Asian hornet nests are spherical in shape and usually found in lofts, balconies or shutters. It is vital to detect and destroy them to prevent spreading and to build secondary nests, which can house up to 3,000 hornets.
The aim is to prevent the Asian hornets from expanding across Majorca and to reduce the damage they cause to beekeeping, agriculture, the environment and humans.
The hornets themselves (official name Vespa velutina) are darker in colour than native species.
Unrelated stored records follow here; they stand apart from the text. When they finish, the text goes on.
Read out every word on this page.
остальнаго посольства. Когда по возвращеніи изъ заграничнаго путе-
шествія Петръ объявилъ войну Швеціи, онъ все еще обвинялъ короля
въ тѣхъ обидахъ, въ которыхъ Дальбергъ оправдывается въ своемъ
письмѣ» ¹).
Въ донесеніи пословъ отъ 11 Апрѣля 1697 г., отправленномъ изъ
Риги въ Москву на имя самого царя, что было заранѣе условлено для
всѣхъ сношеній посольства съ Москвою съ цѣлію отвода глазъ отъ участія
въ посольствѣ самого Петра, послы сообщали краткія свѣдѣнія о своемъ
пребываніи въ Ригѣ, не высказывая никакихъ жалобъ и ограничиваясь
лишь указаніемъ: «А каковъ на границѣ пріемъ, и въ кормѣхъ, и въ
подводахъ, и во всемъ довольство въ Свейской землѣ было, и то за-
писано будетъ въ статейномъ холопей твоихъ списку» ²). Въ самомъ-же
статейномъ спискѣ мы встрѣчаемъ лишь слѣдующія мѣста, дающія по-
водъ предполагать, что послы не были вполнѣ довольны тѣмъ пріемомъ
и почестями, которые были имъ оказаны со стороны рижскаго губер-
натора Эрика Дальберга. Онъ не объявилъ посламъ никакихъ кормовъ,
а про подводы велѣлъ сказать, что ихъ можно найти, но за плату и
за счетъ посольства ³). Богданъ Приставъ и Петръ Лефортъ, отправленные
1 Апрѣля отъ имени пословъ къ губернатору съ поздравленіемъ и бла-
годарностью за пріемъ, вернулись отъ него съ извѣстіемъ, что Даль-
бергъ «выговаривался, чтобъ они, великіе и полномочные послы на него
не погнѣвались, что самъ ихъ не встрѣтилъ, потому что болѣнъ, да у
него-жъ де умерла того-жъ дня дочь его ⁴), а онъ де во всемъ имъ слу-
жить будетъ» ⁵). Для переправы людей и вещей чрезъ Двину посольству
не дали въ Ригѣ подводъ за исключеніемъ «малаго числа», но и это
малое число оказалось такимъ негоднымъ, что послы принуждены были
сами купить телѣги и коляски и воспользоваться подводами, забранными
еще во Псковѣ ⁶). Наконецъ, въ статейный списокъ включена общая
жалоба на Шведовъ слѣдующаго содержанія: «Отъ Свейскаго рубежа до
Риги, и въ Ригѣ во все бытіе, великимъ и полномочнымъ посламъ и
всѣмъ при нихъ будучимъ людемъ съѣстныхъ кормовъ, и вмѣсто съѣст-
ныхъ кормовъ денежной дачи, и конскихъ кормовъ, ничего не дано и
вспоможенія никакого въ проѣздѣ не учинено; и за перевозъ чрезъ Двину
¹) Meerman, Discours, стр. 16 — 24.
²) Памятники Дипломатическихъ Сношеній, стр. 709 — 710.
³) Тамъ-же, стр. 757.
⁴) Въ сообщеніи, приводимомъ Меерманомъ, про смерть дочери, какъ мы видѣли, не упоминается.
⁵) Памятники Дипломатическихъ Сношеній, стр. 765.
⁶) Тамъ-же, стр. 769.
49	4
While significantly smaller than the European hornet, measuring between 17 and 32 millimetres long, they have distinctive yellow legs, a brown or black thorax and a brown abdomen. Each abdominal segment has a narrow posterior yellow border, except for the fourth segment, which is orange. The head is black and the face yellow.
Asian hornets originate from the tropical regions of southeast Asia, including northern India, Pakistan, China, Thailand, and Malaysia. They have become an invasive species in France, where they are believed to have arrived in boxes of pottery from China in 2004. By 2009, several thousand nests were in the area of Bordeau and surrounding departments, and by 2015, they were reported over most of France.
It was then detected in Spain a few years ago and spread very quickly through the south of the country and the Balearics, as well as in the north in Galicia and the Basque Country. It arrived in Germany in 2014, and the first sighting on the UK mainland was announced in 2016.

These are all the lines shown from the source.